Description
Delightfully soft and chewy Blueberry Crinkle Cookies with a beautiful crackled top and a subtle burst of fresh blueberry flavor, perfect for a colorful and tasty treat.
Ingredients
Scale
Wet Ingredients
- 1/2 cup unsalted butter, softened
- 3/4 cup granulated sugar
- 1 large egg
- 1 teaspoon vanilla extract
- 1/2 teaspoon almond extract (optional)
- 1/2 cup blueberry puree (about 1 cup fresh or frozen blueberries, blended)
- Purple or blue gel food coloring (optional, for a more vibrant color)
Dry Ingredients
- 2 cups all-purpose flour
- 1 1/2 teaspoons baking powder
- 1/4 teaspoon salt
Coating
- 1/2 cup powdered sugar (for rolling)
Instructions
- Preheat Oven: Preheat your oven to 350°F (175°C). Line a baking sheet with parchment paper or a silicone baking mat to prevent sticking and ensure even baking.
- Cream Butter and Sugar: In a large bowl, cream together the softened butter and granulated sugar until the mixture becomes light and fluffy, creating a smooth base for the cookie dough.
- Add Wet Ingredients: Beat in the egg, vanilla extract, almond extract if using, and blueberry puree until the ingredients are well incorporated. Add gel food coloring now if you want a more vibrant purple or blue dough.
- Mix Dry Ingredients: In a separate bowl, whisk together the all-purpose flour, baking powder, and salt to evenly distribute the leavening agent and seasoning.
- Combine Wet and Dry: Gradually add the dry ingredient mixture into the wet ingredients, stirring just until combined to avoid overmixing. The dough should be slightly sticky at this point.
- Chill Dough: Cover the dough with plastic wrap and refrigerate for at least 30 minutes to firm up the dough for easier handling and better texture during baking.
- Form Cookies: Roll the chilled dough into 1-inch balls. Roll each ball thoroughly in powdered sugar to create the signature crinkle cookie coating.
- Arrange on Baking Sheet: Place the coated dough balls onto the prepared baking sheet, spacing them about 2 inches apart to allow room for spreading.
- Bake: Bake the cookies for 10-12 minutes until they are set and the tops develop a beautiful crackled appearance. The centers should remain soft to ensure a chewy texture.

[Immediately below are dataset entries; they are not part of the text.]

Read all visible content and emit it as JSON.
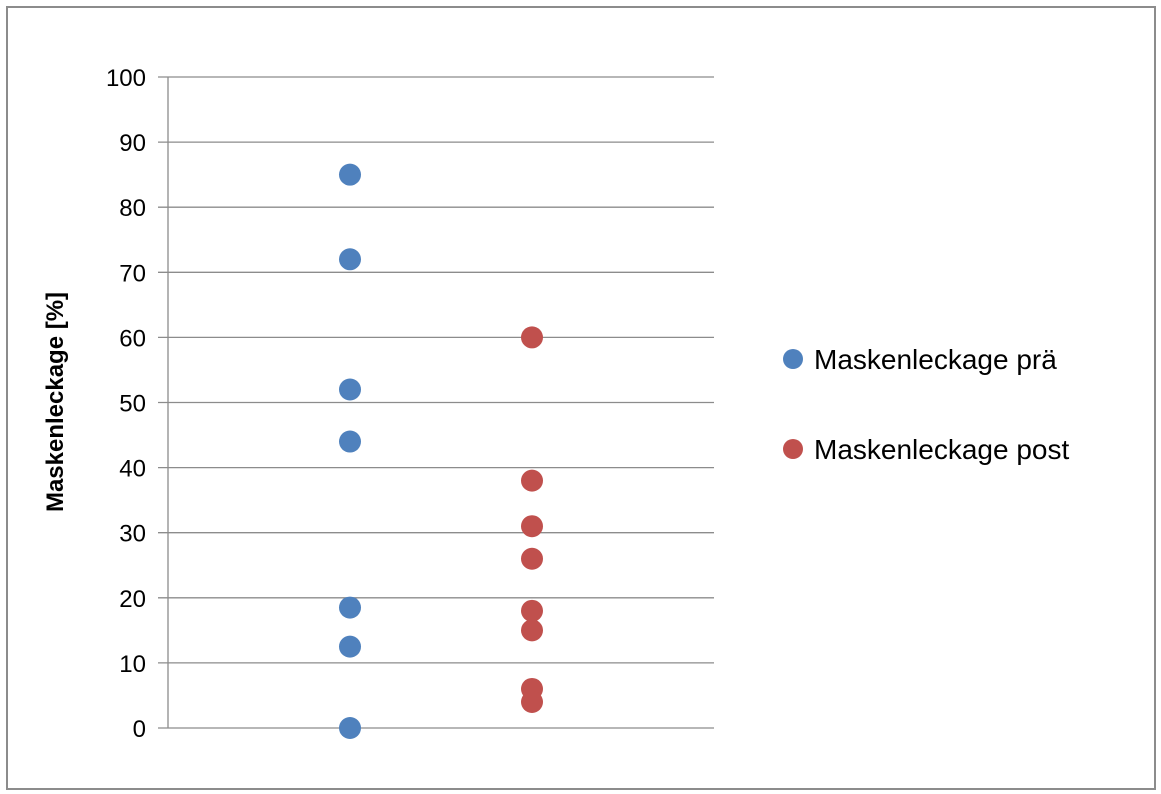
{
  "chart_data": {
    "type": "scatter",
    "title": "",
    "xlabel": "",
    "ylabel": "Maskenleckage [%]",
    "ylim": [
      0,
      100
    ],
    "yticks": [
      0,
      10,
      20,
      30,
      40,
      50,
      60,
      70,
      80,
      90,
      100
    ],
    "xlim": [
      0,
      3
    ],
    "grid": true,
    "legend_position": "right",
    "series": [
      {
        "name": "Maskenleckage prä",
        "color": "#4f81bd",
        "x": [
          1,
          1,
          1,
          1,
          1,
          1,
          1
        ],
        "y": [
          85,
          72,
          52,
          44,
          18.5,
          12.5,
          0
        ]
      },
      {
        "name": "Maskenleckage post",
        "color": "#c0504d",
        "x": [
          2,
          2,
          2,
          2,
          2,
          2,
          2,
          2
        ],
        "y": [
          60,
          38,
          31,
          26,
          18,
          15,
          6,
          4
        ]
      }
    ]
  }
}
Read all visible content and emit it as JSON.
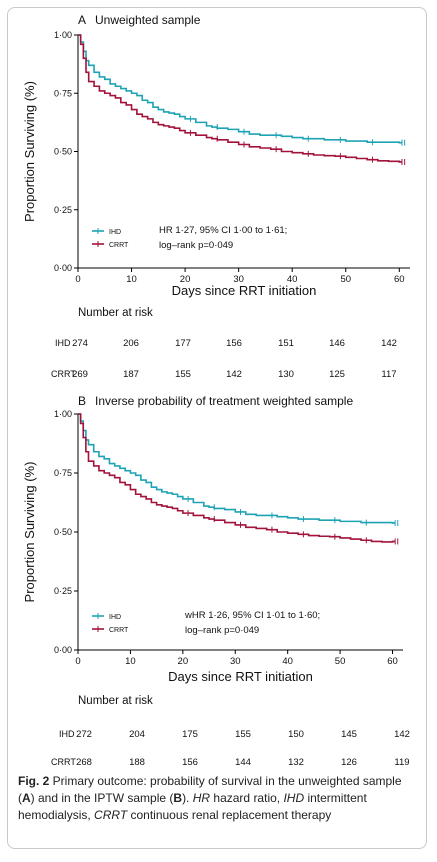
{
  "colors": {
    "ihd": "#1ea3b5",
    "crrt": "#a3123a",
    "axis": "#000000"
  },
  "caption": {
    "figure_label": "Fig. 2",
    "text_1": " Primary outcome: probability of survival in the unweighted sample (",
    "letter_a": "A",
    "text_2": ") and in the IPTW sample (",
    "letter_b": "B",
    "text_3": "). ",
    "hr_abbr": "HR",
    "text_4": " hazard ratio, ",
    "ihd_abbr": "IHD",
    "text_5": " intermittent hemodialysis, ",
    "crrt_abbr": "CRRT",
    "text_6": " continuous renal replacement therapy"
  },
  "chart_data": [
    {
      "type": "line",
      "panel_letter": "A",
      "title": "Unweighted sample",
      "xlabel": "Days since RRT initiation",
      "ylabel": "Proportion Surviving (%)",
      "xlim": [
        0,
        62
      ],
      "ylim": [
        0,
        1
      ],
      "xticks": [
        "0",
        "10",
        "20",
        "30",
        "40",
        "50",
        "60"
      ],
      "yticks": [
        "0·00",
        "0·25",
        "0·50",
        "0·75",
        "1·00"
      ],
      "legend_position": "bottom-left",
      "annotation_line1": "HR 1·27, 95% CI 1·00 to 1·61;",
      "annotation_line2": "log–rank p=0·049",
      "series": [
        {
          "name": "IHD",
          "x": [
            0,
            0.5,
            1,
            1.5,
            2,
            3,
            4,
            5,
            6,
            7,
            8,
            9,
            10,
            11,
            12,
            13,
            14,
            15,
            16,
            17,
            18,
            19,
            20,
            22,
            24,
            25,
            26,
            28,
            30,
            32,
            34,
            36,
            38,
            40,
            42,
            44,
            46,
            48,
            50,
            52,
            54,
            56,
            58,
            60
          ],
          "y": [
            1.0,
            0.97,
            0.93,
            0.89,
            0.87,
            0.84,
            0.82,
            0.81,
            0.79,
            0.78,
            0.77,
            0.76,
            0.75,
            0.74,
            0.72,
            0.71,
            0.69,
            0.68,
            0.67,
            0.665,
            0.66,
            0.65,
            0.64,
            0.625,
            0.61,
            0.605,
            0.6,
            0.595,
            0.585,
            0.575,
            0.57,
            0.57,
            0.565,
            0.56,
            0.555,
            0.555,
            0.55,
            0.55,
            0.545,
            0.545,
            0.54,
            0.54,
            0.54,
            0.538
          ]
        },
        {
          "name": "CRRT",
          "x": [
            0,
            0.5,
            1,
            1.5,
            2,
            3,
            4,
            5,
            6,
            7,
            8,
            9,
            10,
            11,
            12,
            13,
            14,
            15,
            16,
            17,
            18,
            19,
            20,
            22,
            24,
            25,
            26,
            28,
            30,
            32,
            34,
            36,
            38,
            40,
            42,
            44,
            46,
            48,
            50,
            52,
            54,
            56,
            58,
            60
          ],
          "y": [
            1.0,
            0.96,
            0.9,
            0.84,
            0.8,
            0.78,
            0.76,
            0.75,
            0.74,
            0.73,
            0.71,
            0.7,
            0.68,
            0.66,
            0.65,
            0.64,
            0.625,
            0.615,
            0.61,
            0.605,
            0.6,
            0.59,
            0.58,
            0.57,
            0.56,
            0.555,
            0.55,
            0.54,
            0.53,
            0.52,
            0.515,
            0.51,
            0.5,
            0.495,
            0.49,
            0.485,
            0.482,
            0.48,
            0.475,
            0.47,
            0.465,
            0.46,
            0.458,
            0.455
          ]
        }
      ],
      "risk_table": {
        "title": "Number at risk",
        "times": [
          0,
          10,
          20,
          30,
          40,
          50,
          60
        ],
        "rows": [
          {
            "label": "IHD",
            "values": [
              "274",
              "206",
              "177",
              "156",
              "151",
              "146",
              "142"
            ]
          },
          {
            "label": "CRRT",
            "values": [
              "269",
              "187",
              "155",
              "142",
              "130",
              "125",
              "117"
            ]
          }
        ]
      }
    },
    {
      "type": "line",
      "panel_letter": "B",
      "title": "Inverse probability of treatment weighted sample",
      "xlabel": "Days since RRT initiation",
      "ylabel": "Proportion Surviving (%)",
      "xlim": [
        0,
        62
      ],
      "ylim": [
        0,
        1
      ],
      "xticks": [
        "0",
        "10",
        "20",
        "30",
        "40",
        "50",
        "60"
      ],
      "yticks": [
        "0·00",
        "0·25",
        "0·50",
        "0·75",
        "1·00"
      ],
      "legend_position": "bottom-left",
      "annotation_line1": "wHR 1·26, 95% CI 1·01 to 1·60;",
      "annotation_line2": "log–rank p=0·049",
      "series": [
        {
          "name": "IHD",
          "x": [
            0,
            0.5,
            1,
            1.5,
            2,
            3,
            4,
            5,
            6,
            7,
            8,
            9,
            10,
            11,
            12,
            13,
            14,
            15,
            16,
            17,
            18,
            19,
            20,
            22,
            24,
            25,
            26,
            28,
            30,
            32,
            34,
            36,
            38,
            40,
            42,
            44,
            46,
            48,
            50,
            52,
            54,
            56,
            58,
            60
          ],
          "y": [
            1.0,
            0.97,
            0.93,
            0.89,
            0.87,
            0.84,
            0.82,
            0.81,
            0.79,
            0.78,
            0.77,
            0.76,
            0.75,
            0.74,
            0.72,
            0.71,
            0.69,
            0.68,
            0.67,
            0.665,
            0.66,
            0.65,
            0.64,
            0.625,
            0.61,
            0.605,
            0.6,
            0.595,
            0.585,
            0.575,
            0.57,
            0.57,
            0.565,
            0.56,
            0.555,
            0.555,
            0.55,
            0.55,
            0.545,
            0.545,
            0.54,
            0.54,
            0.54,
            0.538
          ]
        },
        {
          "name": "CRRT",
          "x": [
            0,
            0.5,
            1,
            1.5,
            2,
            3,
            4,
            5,
            6,
            7,
            8,
            9,
            10,
            11,
            12,
            13,
            14,
            15,
            16,
            17,
            18,
            19,
            20,
            22,
            24,
            25,
            26,
            28,
            30,
            32,
            34,
            36,
            38,
            40,
            42,
            44,
            46,
            48,
            50,
            52,
            54,
            56,
            58,
            60
          ],
          "y": [
            1.0,
            0.96,
            0.9,
            0.84,
            0.8,
            0.78,
            0.76,
            0.75,
            0.74,
            0.73,
            0.71,
            0.7,
            0.68,
            0.66,
            0.65,
            0.64,
            0.625,
            0.615,
            0.61,
            0.605,
            0.6,
            0.59,
            0.58,
            0.57,
            0.56,
            0.555,
            0.55,
            0.54,
            0.53,
            0.52,
            0.515,
            0.51,
            0.5,
            0.495,
            0.49,
            0.485,
            0.482,
            0.48,
            0.475,
            0.47,
            0.465,
            0.46,
            0.458,
            0.46
          ]
        }
      ],
      "risk_table": {
        "title": "Number at risk",
        "times": [
          0,
          10,
          20,
          30,
          40,
          50,
          60
        ],
        "rows": [
          {
            "label": "IHD",
            "values": [
              "272",
              "204",
              "175",
              "155",
              "150",
              "145",
              "142"
            ]
          },
          {
            "label": "CRRT",
            "values": [
              "268",
              "188",
              "156",
              "144",
              "132",
              "126",
              "119"
            ]
          }
        ]
      }
    }
  ]
}
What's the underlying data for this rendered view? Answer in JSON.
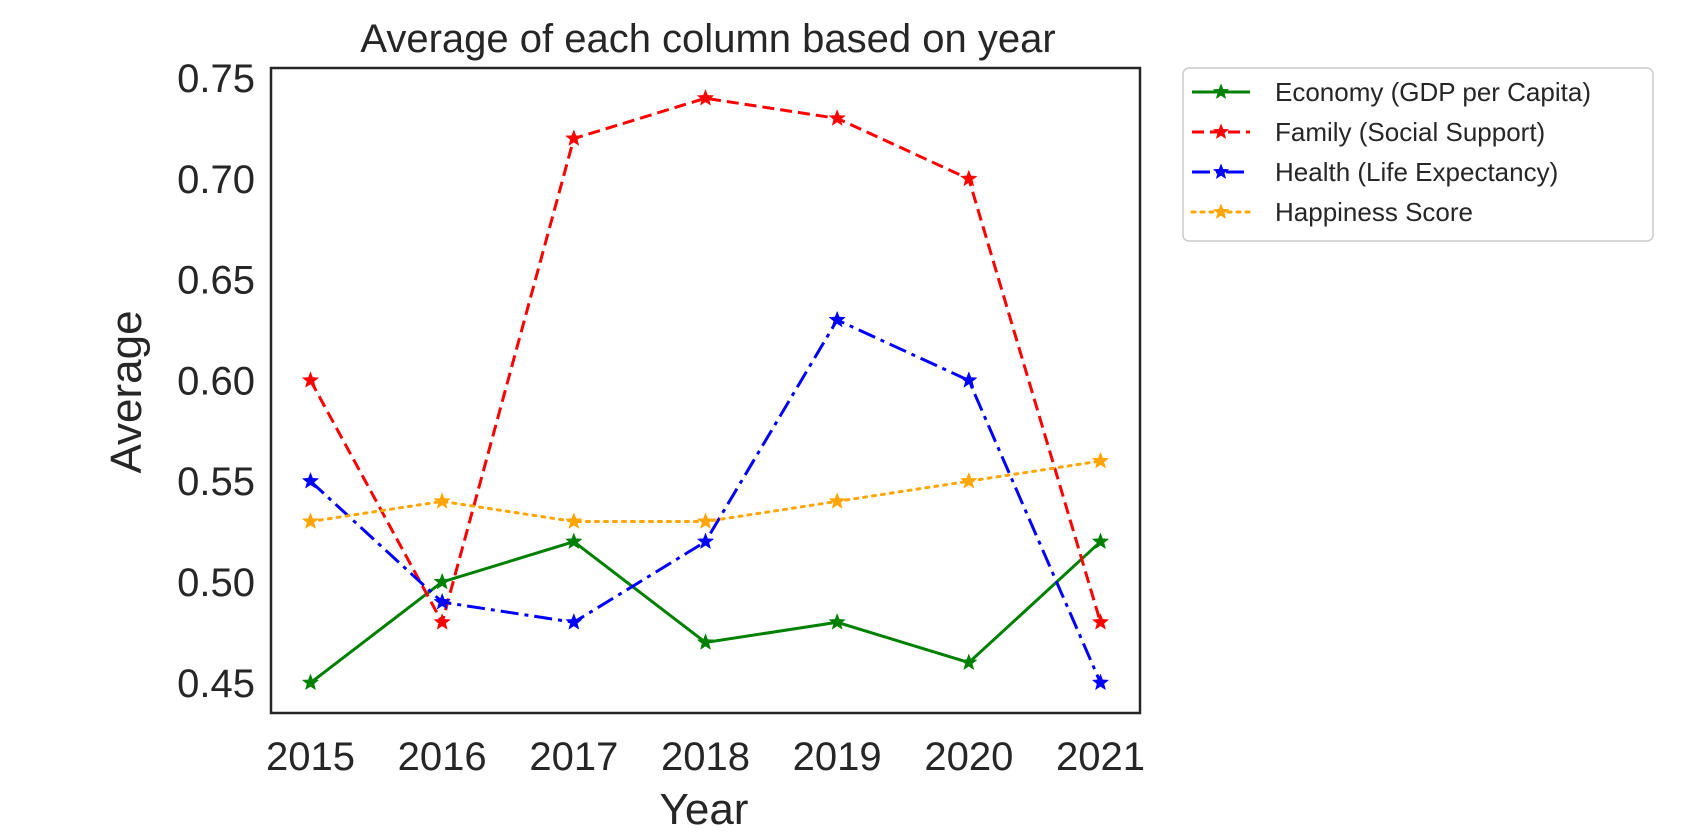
{
  "chart_data": {
    "type": "line",
    "title": "Average of each column based on year",
    "xlabel": "Year",
    "ylabel": "Average",
    "x": [
      2015,
      2016,
      2017,
      2018,
      2019,
      2020,
      2021
    ],
    "xticks": [
      "2015",
      "2016",
      "2017",
      "2018",
      "2019",
      "2020",
      "2021"
    ],
    "yticks": [
      "0.45",
      "0.50",
      "0.55",
      "0.60",
      "0.65",
      "0.70",
      "0.75"
    ],
    "ytick_values": [
      0.45,
      0.5,
      0.55,
      0.6,
      0.65,
      0.7,
      0.75
    ],
    "ylim": [
      0.435,
      0.755
    ],
    "xlim": [
      2014.7,
      2021.3
    ],
    "grid": false,
    "legend_position": "outside-top-right",
    "series": [
      {
        "name": " Economy (GDP per Capita)",
        "values": [
          0.45,
          0.5,
          0.52,
          0.47,
          0.48,
          0.46,
          0.52
        ],
        "color": "#008000",
        "linestyle": "solid",
        "marker": "star"
      },
      {
        "name": "Family (Social Support)",
        "values": [
          0.6,
          0.48,
          0.72,
          0.74,
          0.73,
          0.7,
          0.48
        ],
        "color": "#ff0000",
        "linestyle": "dashed",
        "marker": "star"
      },
      {
        "name": "Health (Life Expectancy)",
        "values": [
          0.55,
          0.49,
          0.48,
          0.52,
          0.63,
          0.6,
          0.45
        ],
        "color": "#0000ff",
        "linestyle": "dashdot",
        "marker": "star"
      },
      {
        "name": "Happiness Score",
        "values": [
          0.53,
          0.54,
          0.53,
          0.53,
          0.54,
          0.55,
          0.56
        ],
        "color": "#ffa500",
        "linestyle": "dotted",
        "marker": "star"
      }
    ]
  }
}
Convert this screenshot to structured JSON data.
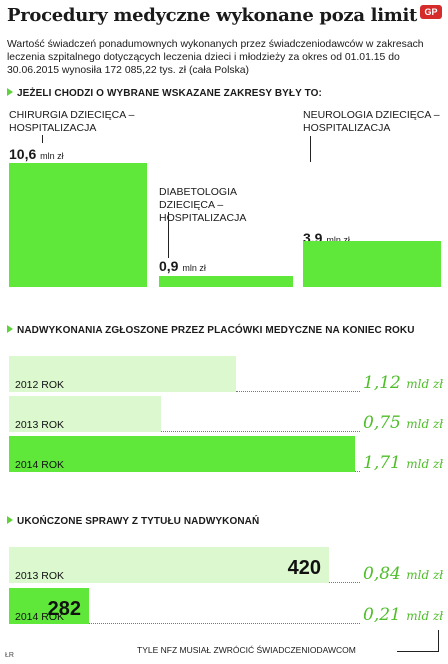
{
  "title": "Procedury medyczne wykonane poza limit",
  "logo": "GP",
  "intro": "Wartość świadczeń ponadumownych wykonanych przez świadczeniodawców w zakresach leczenia szpitalnego dotyczących leczenia dzieci i młodzieży za okres od 01.01.15 do 30.06.2015 wynosiła 172 085,22 tys. zł (cała Polska)",
  "signature": "ŁR",
  "chart_data": [
    {
      "type": "bar",
      "title": "Jeżeli chodzi o wybrane wskazane zakresy były to:",
      "categories": [
        "CHIRURGIA DZIECIĘCA – HOSPITALIZACJA",
        "DIABETOLOGIA DZIECIĘCA – HOSPITALIZACJA",
        "NEUROLOGIA DZIECIĘCA – HOSPITALIZACJA"
      ],
      "values": [
        10.6,
        0.9,
        3.9
      ],
      "value_labels": [
        "10,6",
        "0,9",
        "3,9"
      ],
      "unit": "mln zł",
      "color": "#5fe83a"
    },
    {
      "type": "bar",
      "title": "Nadwykonania zgłoszone przez placówki medyczne na koniec roku",
      "categories": [
        "2012 ROK",
        "2013 ROK",
        "2014 ROK"
      ],
      "values": [
        1.12,
        0.75,
        1.71
      ],
      "value_labels": [
        "1,12",
        "0,75",
        "1,71"
      ],
      "unit": "mld zł",
      "colors": [
        "#dcf8cf",
        "#dcf8cf",
        "#5fe83a"
      ],
      "value_color": "#4fbe2a"
    },
    {
      "type": "bar",
      "title": "Ukończone sprawy z tytułu nadwykonań",
      "categories": [
        "2013 ROK",
        "2014 ROK"
      ],
      "counts": [
        420,
        282
      ],
      "values": [
        0.84,
        0.21
      ],
      "value_labels": [
        "0,84",
        "0,21"
      ],
      "unit": "mld zł",
      "colors": [
        "#dcf8cf",
        "#5fe83a"
      ],
      "value_color": "#4fbe2a",
      "note": "TYLE NFZ MUSIAŁ ZWRÓCIĆ ŚWIADCZENIODAWCOM"
    }
  ]
}
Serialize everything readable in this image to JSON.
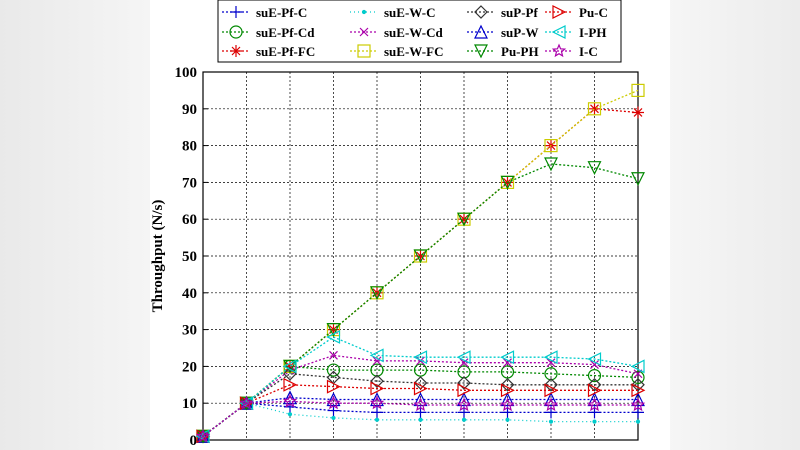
{
  "chart_data": {
    "type": "line",
    "ylabel": "Throughput (N/s)",
    "xlabel": "",
    "title": "",
    "ylim": [
      0,
      100
    ],
    "yticks": [
      0,
      10,
      20,
      30,
      40,
      50,
      60,
      70,
      80,
      90,
      100
    ],
    "x": [
      0,
      1,
      2,
      3,
      4,
      5,
      6,
      7,
      8,
      9,
      10
    ],
    "grid": true,
    "legend_position": "top",
    "series": [
      {
        "name": "suE-Pf-C",
        "color": "#0000cc",
        "marker": "plus",
        "values": [
          1,
          10,
          9,
          8,
          7.5,
          7.5,
          7.5,
          7.5,
          7.5,
          7.5,
          7.5
        ]
      },
      {
        "name": "suE-Pf-Cd",
        "color": "#008800",
        "marker": "circle",
        "values": [
          1,
          10,
          20,
          19,
          19,
          19,
          18.5,
          18.5,
          18,
          17.5,
          17
        ]
      },
      {
        "name": "suE-Pf-FC",
        "color": "#dd0000",
        "marker": "asterisk",
        "values": [
          1,
          10,
          20,
          30,
          40,
          50,
          60,
          70,
          80,
          90,
          89
        ]
      },
      {
        "name": "suE-W-C",
        "color": "#00cccc",
        "marker": "point",
        "values": [
          1,
          10,
          7,
          6,
          5.5,
          5.5,
          5.5,
          5.5,
          5,
          5,
          5
        ]
      },
      {
        "name": "suE-W-Cd",
        "color": "#aa00aa",
        "marker": "cross",
        "values": [
          1,
          10,
          19,
          23,
          21.5,
          21.5,
          21,
          21,
          21,
          20.5,
          18
        ]
      },
      {
        "name": "suE-W-FC",
        "color": "#cccc00",
        "marker": "square",
        "values": [
          1,
          10,
          20,
          30,
          40,
          50,
          60,
          70,
          80,
          90,
          95
        ]
      },
      {
        "name": "suP-Pf",
        "color": "#333333",
        "marker": "diamond",
        "values": [
          1,
          10,
          18,
          17,
          16,
          15.5,
          15.5,
          15,
          15,
          15,
          15
        ]
      },
      {
        "name": "suP-W",
        "color": "#0000cc",
        "marker": "triangle-up",
        "values": [
          1,
          10,
          11.5,
          11,
          11,
          11,
          11,
          11,
          11,
          11,
          11
        ]
      },
      {
        "name": "Pu-PH",
        "color": "#008800",
        "marker": "triangle-down",
        "values": [
          1,
          10,
          20,
          30,
          40,
          50,
          60,
          70,
          75,
          74,
          71
        ]
      },
      {
        "name": "Pu-C",
        "color": "#dd0000",
        "marker": "triangle-right",
        "values": [
          1,
          10,
          15,
          14.5,
          14,
          14,
          13.5,
          13.5,
          13.5,
          13.5,
          13.5
        ]
      },
      {
        "name": "I-PH",
        "color": "#00cccc",
        "marker": "triangle-left",
        "values": [
          1,
          10,
          20,
          28,
          23,
          22.5,
          22.5,
          22.5,
          22.5,
          22,
          20
        ]
      },
      {
        "name": "I-C",
        "color": "#aa00aa",
        "marker": "star",
        "values": [
          1,
          10,
          10.5,
          10,
          10,
          9.5,
          9.5,
          9.5,
          9.5,
          9.5,
          9.5
        ]
      }
    ]
  }
}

- Cool: Let the cookies cool on the baking sheet for a few minutes to set further, then transfer them to a wire rack to cool completely for best texture and flavor.
Notes
- Blueberry puree can be made by blending fresh or frozen blueberries until smooth.
- Adding almond extract is optional but adds a nice depth of flavor complementing the blueberry.
- Gel food coloring is optional and used for more vivid cookie color without altering taste.
- Chilling the dough is essential to prevent cookies from spreading too much and helps achieve the crackle effect.
- Store cookies in an airtight container at room temperature for up to 5 days or freeze for longer storage.